The objective is extradition to the United States for drug traffickers, with the risk for them of languishing there in prison for many years, in harsh conditions and without the possibility of corrupting their guards.
The weapon had been used successfully in neighboring Colombia from the 1990s, acting as a particularly deterrent against the masterminds of trafficking in this country, the world’s largest producer of cocaine.
Ecuador has seen a spike in trafficking-related violence and crime in recent years, along with drug seizures. The homicide rate has almost doubled between 2021 and 2022. Prisons are the scene of bloody and recurring massacres between gangs of rival prisoners, under the thumb of dangerous Mexican cartels.
The head of state wants to “weaken and dismantle the more than 25 criminal gangs currently operating” in Ecuador, Karen Sichel, a legal officer at the presidency, told AFP.
Used four times since 2008, the referendum “will be a form of evaluation of the government” which, within the unicameral Congress, faces a majority but fragmented opposition, analyzes political scientist Santiago Basabe for AFP.
The vote takes place “in an unfavorable context” for President Lasso, with “fragile governability”, “inequalities and poverty”, as well as “insecurity due to the presence of organized crime”, declared to the AFP another political scientist, Santiago Cahuasqui.
The presidential party has only 13 of the 137 deputies in the National Assembly. The opposition, led by “Citizen Revolution” which supports former socialist president Rafael Correa (2007-2017), called for a no vote.
Among the questions submitted to the vote, President Lasso wishes to reduce the number of deputies, a proposal rejected by the opposition.
The referendum also intends to define whether local political movements (the country has 272 of them, for seven national parties), must be controlled by the electoral body, as are the parties, while some of these formations, often tiny, are suspected to be linked to drug trafficking.
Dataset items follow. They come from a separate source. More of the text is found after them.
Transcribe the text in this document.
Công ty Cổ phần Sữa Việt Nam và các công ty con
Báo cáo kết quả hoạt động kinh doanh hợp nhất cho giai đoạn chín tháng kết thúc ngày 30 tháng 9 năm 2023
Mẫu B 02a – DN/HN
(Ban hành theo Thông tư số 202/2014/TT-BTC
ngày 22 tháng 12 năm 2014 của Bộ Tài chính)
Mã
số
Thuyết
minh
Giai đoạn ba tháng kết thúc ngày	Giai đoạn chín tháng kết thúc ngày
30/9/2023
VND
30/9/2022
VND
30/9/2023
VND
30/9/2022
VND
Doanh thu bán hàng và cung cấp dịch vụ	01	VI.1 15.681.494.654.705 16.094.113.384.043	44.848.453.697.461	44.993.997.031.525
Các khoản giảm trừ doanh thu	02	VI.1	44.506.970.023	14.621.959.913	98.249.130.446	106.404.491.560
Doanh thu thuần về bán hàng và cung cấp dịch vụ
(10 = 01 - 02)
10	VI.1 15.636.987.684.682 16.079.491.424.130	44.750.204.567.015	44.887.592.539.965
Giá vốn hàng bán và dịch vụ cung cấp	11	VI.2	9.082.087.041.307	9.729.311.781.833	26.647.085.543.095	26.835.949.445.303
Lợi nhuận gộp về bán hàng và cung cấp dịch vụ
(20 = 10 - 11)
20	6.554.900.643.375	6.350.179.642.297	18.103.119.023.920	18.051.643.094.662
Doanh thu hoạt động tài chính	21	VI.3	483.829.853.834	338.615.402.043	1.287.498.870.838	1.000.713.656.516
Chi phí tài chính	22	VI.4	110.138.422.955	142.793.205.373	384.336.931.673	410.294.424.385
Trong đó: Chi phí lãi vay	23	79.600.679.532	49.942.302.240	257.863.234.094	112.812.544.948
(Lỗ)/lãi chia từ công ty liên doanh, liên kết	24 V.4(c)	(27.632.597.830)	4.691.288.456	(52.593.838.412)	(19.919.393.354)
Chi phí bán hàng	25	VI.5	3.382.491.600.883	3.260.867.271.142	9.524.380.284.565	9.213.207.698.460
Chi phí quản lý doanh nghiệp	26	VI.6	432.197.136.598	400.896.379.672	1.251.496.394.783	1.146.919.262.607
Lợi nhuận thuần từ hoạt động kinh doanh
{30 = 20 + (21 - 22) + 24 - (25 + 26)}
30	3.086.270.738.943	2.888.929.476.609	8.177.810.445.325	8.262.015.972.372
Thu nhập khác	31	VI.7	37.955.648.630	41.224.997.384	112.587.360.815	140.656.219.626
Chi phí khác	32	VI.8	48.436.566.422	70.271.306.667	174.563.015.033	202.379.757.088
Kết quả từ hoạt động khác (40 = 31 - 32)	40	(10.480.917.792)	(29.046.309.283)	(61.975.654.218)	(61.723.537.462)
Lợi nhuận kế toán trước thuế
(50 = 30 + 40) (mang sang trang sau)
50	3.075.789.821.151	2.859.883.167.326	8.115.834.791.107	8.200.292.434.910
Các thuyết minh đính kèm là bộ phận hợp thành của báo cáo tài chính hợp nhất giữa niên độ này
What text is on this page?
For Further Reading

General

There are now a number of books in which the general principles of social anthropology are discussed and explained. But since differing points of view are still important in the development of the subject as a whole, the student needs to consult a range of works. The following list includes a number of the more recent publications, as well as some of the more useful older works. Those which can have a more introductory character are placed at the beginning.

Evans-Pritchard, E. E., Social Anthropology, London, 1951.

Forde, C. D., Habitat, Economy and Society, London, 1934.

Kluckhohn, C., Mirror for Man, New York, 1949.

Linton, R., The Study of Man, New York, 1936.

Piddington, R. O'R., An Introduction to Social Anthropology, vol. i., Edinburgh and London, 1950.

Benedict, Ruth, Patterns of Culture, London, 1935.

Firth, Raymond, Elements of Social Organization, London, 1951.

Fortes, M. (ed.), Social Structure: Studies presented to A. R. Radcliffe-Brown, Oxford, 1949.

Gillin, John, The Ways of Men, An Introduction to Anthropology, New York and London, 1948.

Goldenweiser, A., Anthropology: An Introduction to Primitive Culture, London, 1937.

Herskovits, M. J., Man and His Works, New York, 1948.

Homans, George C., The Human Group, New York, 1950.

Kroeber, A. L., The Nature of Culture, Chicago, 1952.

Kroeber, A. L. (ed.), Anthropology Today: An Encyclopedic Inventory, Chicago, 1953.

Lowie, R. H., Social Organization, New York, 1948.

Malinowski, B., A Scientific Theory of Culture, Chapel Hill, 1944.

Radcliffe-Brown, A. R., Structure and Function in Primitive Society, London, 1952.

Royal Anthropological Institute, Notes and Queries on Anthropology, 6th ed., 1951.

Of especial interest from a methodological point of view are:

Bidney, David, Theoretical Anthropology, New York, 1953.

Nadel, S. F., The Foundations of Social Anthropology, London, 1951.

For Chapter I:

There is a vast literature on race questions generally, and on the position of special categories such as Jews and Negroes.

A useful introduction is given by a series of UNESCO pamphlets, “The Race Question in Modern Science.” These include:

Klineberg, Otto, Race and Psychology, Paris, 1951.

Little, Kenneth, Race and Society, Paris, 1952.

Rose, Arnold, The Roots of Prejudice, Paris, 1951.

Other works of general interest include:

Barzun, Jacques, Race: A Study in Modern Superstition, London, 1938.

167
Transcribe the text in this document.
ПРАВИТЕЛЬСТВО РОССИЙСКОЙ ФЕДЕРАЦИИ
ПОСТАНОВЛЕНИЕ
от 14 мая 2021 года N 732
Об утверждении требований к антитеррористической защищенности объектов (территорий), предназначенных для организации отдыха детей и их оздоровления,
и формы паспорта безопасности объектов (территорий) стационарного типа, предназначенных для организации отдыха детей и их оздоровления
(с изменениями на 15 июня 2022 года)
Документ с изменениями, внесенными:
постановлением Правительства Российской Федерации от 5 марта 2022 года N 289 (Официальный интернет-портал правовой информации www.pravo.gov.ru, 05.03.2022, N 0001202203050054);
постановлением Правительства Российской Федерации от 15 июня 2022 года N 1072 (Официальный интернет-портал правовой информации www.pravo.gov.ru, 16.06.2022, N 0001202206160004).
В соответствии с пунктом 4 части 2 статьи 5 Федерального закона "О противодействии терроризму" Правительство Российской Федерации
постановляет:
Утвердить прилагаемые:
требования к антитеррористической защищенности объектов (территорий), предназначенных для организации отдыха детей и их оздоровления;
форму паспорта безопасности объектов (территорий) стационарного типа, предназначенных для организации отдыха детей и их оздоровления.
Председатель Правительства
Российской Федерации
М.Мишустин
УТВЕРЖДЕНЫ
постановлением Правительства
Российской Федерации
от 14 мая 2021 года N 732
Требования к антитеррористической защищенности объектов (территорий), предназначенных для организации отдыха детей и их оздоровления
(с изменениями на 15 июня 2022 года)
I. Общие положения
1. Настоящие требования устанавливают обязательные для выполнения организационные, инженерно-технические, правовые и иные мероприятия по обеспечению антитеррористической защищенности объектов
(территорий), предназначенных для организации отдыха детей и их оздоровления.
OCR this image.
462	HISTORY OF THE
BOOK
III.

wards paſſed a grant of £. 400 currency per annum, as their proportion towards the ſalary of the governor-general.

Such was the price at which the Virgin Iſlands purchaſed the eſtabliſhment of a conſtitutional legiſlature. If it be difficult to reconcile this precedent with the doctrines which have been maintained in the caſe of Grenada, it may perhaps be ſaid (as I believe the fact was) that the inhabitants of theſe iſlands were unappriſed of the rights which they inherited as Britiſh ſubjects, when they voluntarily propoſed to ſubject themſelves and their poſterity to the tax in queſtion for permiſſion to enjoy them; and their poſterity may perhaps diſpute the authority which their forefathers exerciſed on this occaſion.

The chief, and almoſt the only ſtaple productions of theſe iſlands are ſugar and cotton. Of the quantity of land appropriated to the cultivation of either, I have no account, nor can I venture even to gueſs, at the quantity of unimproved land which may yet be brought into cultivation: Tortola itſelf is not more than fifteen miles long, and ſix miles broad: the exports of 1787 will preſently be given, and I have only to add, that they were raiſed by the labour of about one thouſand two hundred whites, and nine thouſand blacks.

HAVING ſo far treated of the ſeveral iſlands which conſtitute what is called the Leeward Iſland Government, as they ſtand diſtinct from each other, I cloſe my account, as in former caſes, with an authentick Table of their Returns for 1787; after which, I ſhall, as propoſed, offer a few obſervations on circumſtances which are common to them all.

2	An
Mr. Lasso also wants to reduce the powers of the CPCCS, a body created under the Correa administration, responsible in particular for appointing various authorities such as the public prosecutor, the state comptroller, the mediator and the members of the national electoral commission (CNE ).
On the environment, the referendum proposes to include humid regions of jungles and marshes in the list of protected areas. It also proposes to pay compensation to indigenous people and communities who protect nature. Crossed by the Andes Cordillera, Ecuador is also home to a vast Amazonian zone, threatened by oil exploitation and illegal mining.